In 2019, congressional leaders and the Trump administration struck a deal to suspend the debt limit for two years and raise the spending caps by $321 billion across fiscal years 2020 and 2021 compared to what would have been spent under the 2011 law.
The measure, which passed with bipartisan support, including from McCarthy, suspended the debt limit from August 2019 through July 2021.
McCarthy said in a written statement at the time that he was “pleased” the agreement “provides $20 billion more for defense than non-defense over two years.”
“While this deal is not perfect, compromise is necessary in divided government,” McCarthy wrote, though he said it was lawmakers’ “responsibility to come together and put America’s fiscal future on more sound footing.”
Republicans refuse to deal with debt limit
Democrats have mostly had to go it alone on the debt limit during the Biden administration, moving a $480 billion raise in October 2021 and a $2.5 trillion increase in December 2021.
McCarthy voted against both.
Republicans argued that because Democrats passed a $1.9 trillion COVID-19 package as well as their signature climate change, health care and tax bill, known as the Inflation Reduction Act, without Republican buy-in, Democrats should raise the debt limit on their own.
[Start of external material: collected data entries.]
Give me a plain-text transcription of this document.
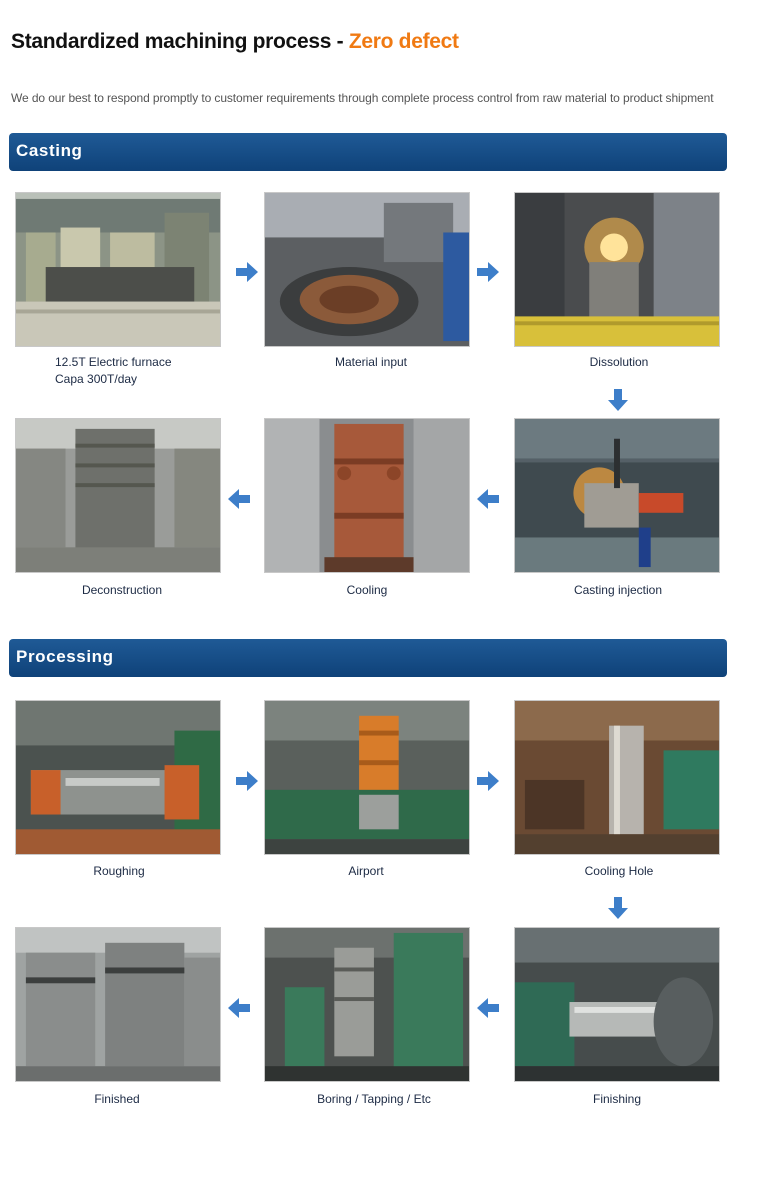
Standardized machining process - Zero defect

We do our best to respond promptly to customer requirements through complete process control from raw material to product shipment

Casting
12.5T Electric furnace
Capa 300T/day
Material input	Dissolution
Deconstruction	Cooling	Casting injection
Processing
Roughing	Airport	Cooling Hole
Finished	Boring / Tapping / Etc	Finishing
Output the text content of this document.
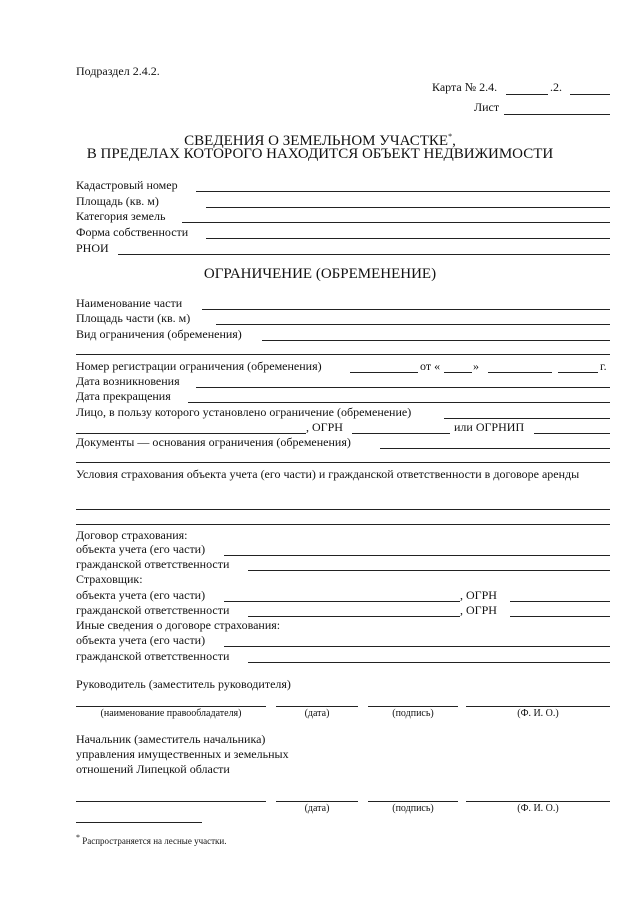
Подраздел 2.4.2.
Карта № 2.4.	.2.
Лист
СВЕДЕНИЯ О ЗЕМЕЛЬНОМ УЧАСТКЕ*,
В ПРЕДЕЛАХ КОТОРОГО НАХОДИТСЯ ОБЪЕКТ НЕДВИЖИМОСТИ
Кадастровый номер
Площадь (кв. м)
Категория земель
Форма собственности
РНОИ
ОГРАНИЧЕНИЕ (ОБРЕМЕНЕНИЕ)
Наименование части
Площадь части (кв. м)
Вид ограничения (обременения)
Номер регистрации ограничения (обременения)	от «	»	г.
Дата возникновения
Дата прекращения
Лицо, в пользу которого установлено ограничение (обременение)
, ОГРН	или ОГРНИП
Документы — основания ограничения (обременения)
Условия страхования объекта учета (его части) и гражданской ответственности в договоре аренды
Договор страхования:
объекта учета (его части)
гражданской ответственности
Страховщик:
объекта учета (его части)	, ОГРН
гражданской ответственности	, ОГРН
Иные сведения о договоре страхования:
объекта учета (его части)
гражданской ответственности
Руководитель (заместитель руководителя)
(наименование правообладателя)	(дата)	(подпись)	(Ф. И. О.)
Начальник (заместитель начальника)
управления имущественных и земельных
отношений Липецкой области
(дата)	(подпись)	(Ф. И. О.)
* Распространяется на лесные участки.
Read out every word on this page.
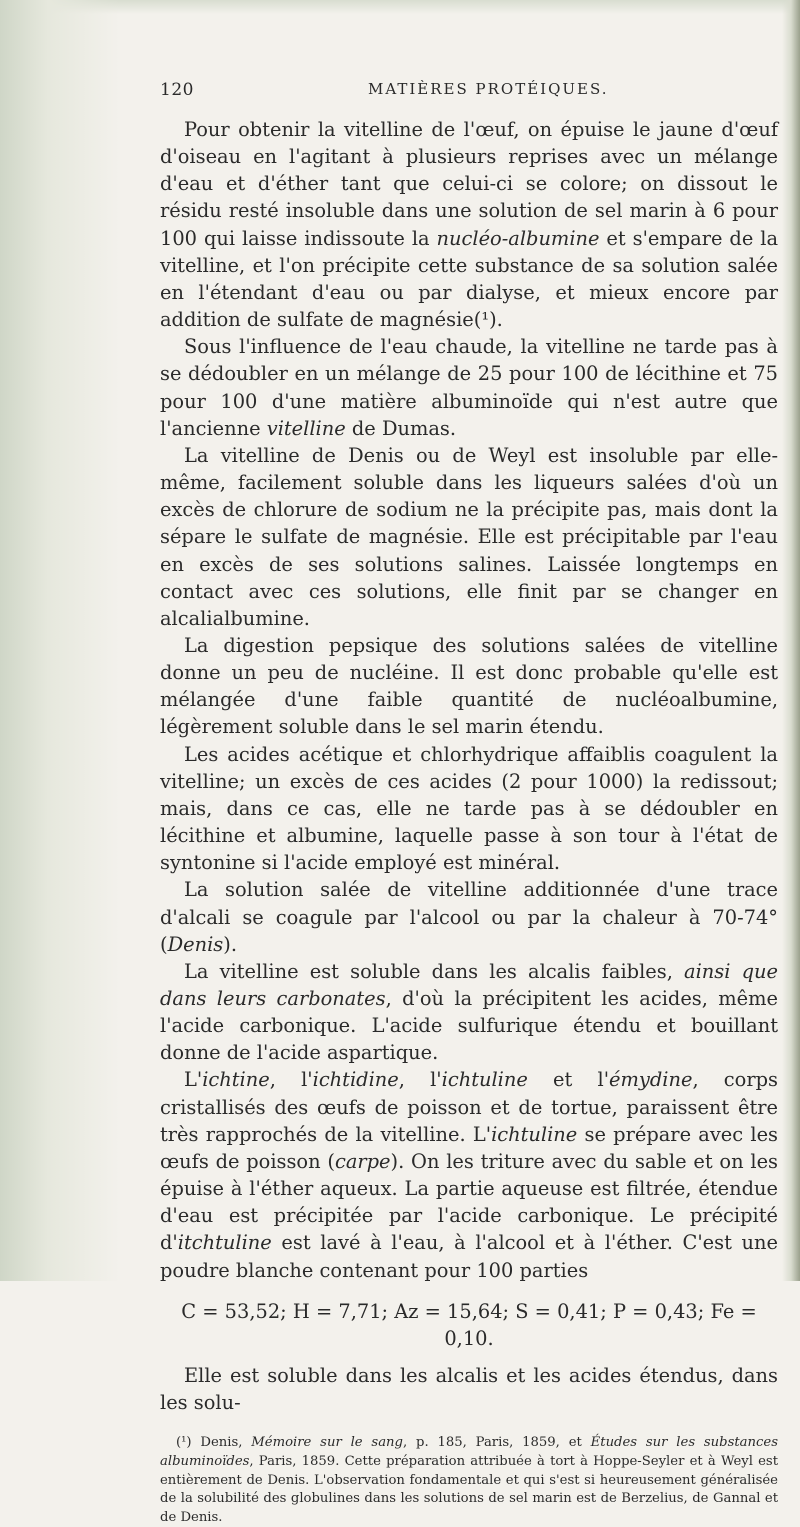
120	MATIÈRES PROTÉIQUES.

Pour obtenir la vitelline de l'œuf, on épuise le jaune d'œuf d'oiseau en l'agitant à plusieurs reprises avec un mélange d'eau et d'éther tant que celui-ci se colore; on dissout le résidu resté insoluble dans une solution de sel marin à 6 pour 100 qui laisse indissoute la nucléo-albumine et s'empare de la vitelline, et l'on précipite cette substance de sa solution salée en l'étendant d'eau ou par dialyse, et mieux encore par addition de sulfate de magnésie(¹).

Sous l'influence de l'eau chaude, la vitelline ne tarde pas à se dédoubler en un mélange de 25 pour 100 de lécithine et 75 pour 100 d'une matière albuminoïde qui n'est autre que l'ancienne vitelline de Dumas.

La vitelline de Denis ou de Weyl est insoluble par elle-même, facilement soluble dans les liqueurs salées d'où un excès de chlorure de sodium ne la précipite pas, mais dont la sépare le sulfate de magnésie. Elle est précipitable par l'eau en excès de ses solutions salines. Laissée longtemps en contact avec ces solutions, elle finit par se changer en alcalialbumine.

La digestion pepsique des solutions salées de vitelline donne un peu de nucléine. Il est donc probable qu'elle est mélangée d'une faible quantité de nucléoalbumine, légèrement soluble dans le sel marin étendu.

Les acides acétique et chlorhydrique affaiblis coagulent la vitelline; un excès de ces acides (2 pour 1000) la redissout; mais, dans ce cas, elle ne tarde pas à se dédoubler en lécithine et albumine, laquelle passe à son tour à l'état de syntonine si l'acide employé est minéral.

La solution salée de vitelline additionnée d'une trace d'alcali se coagule par l'alcool ou par la chaleur à 70-74° (Denis).

La vitelline est soluble dans les alcalis faibles, ainsi que dans leurs carbonates, d'où la précipitent les acides, même l'acide carbonique. L'acide sulfurique étendu et bouillant donne de l'acide aspartique.

L'ichtine, l'ichtidine, l'ichtuline et l'émydine, corps cristallisés des œufs de poisson et de tortue, paraissent être très rapprochés de la vitelline. L'ichtuline se prépare avec les œufs de poisson (carpe). On les triture avec du sable et on les épuise à l'éther aqueux. La partie aqueuse est filtrée, étendue d'eau est précipitée par l'acide carbonique. Le précipité d'itchtuline est lavé à l'eau, à l'alcool et à l'éther. C'est une poudre blanche contenant pour 100 parties

C = 53,52; H = 7,71; Az = 15,64; S = 0,41; P = 0,43; Fe = 0,10.

Elle est soluble dans les alcalis et les acides étendus, dans les solu-

(¹) Denis, Mémoire sur le sang, p. 185, Paris, 1859, et Études sur les substances albuminoïdes, Paris, 1859. Cette préparation attribuée à tort à Hoppe-Seyler et à Weyl est entièrement de Denis. L'observation fondamentale et qui s'est si heureusement généralisée de la solubilité des globulines dans les solutions de sel marin est de Berzelius, de Gannal et de Denis.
Under a divided government with Republicans in charge of the U.S. House by a four-seat majority, Democrats can no longer raise the debt limit with their own votes. Negotiations between McCarthy and the White House as of Wednesday night had not produced an agreement.
Without bipartisan legislation to address the debt ceiling, the federal government would no longer be able to pay all of its bills in full and on time.
Under a first-ever default, payments on hundreds of federal programs would be delayed, and the global economy would likely enter a recession, according to economists.
McCarthy said during his press conference Wednesday that negotiations over government spending and lifting the debt limit have become more challenging than he originally expected.
“There’s a number of places that we are still far apart,” McCarthy said. “I mean, it didn’t seem like it’d be this hard.”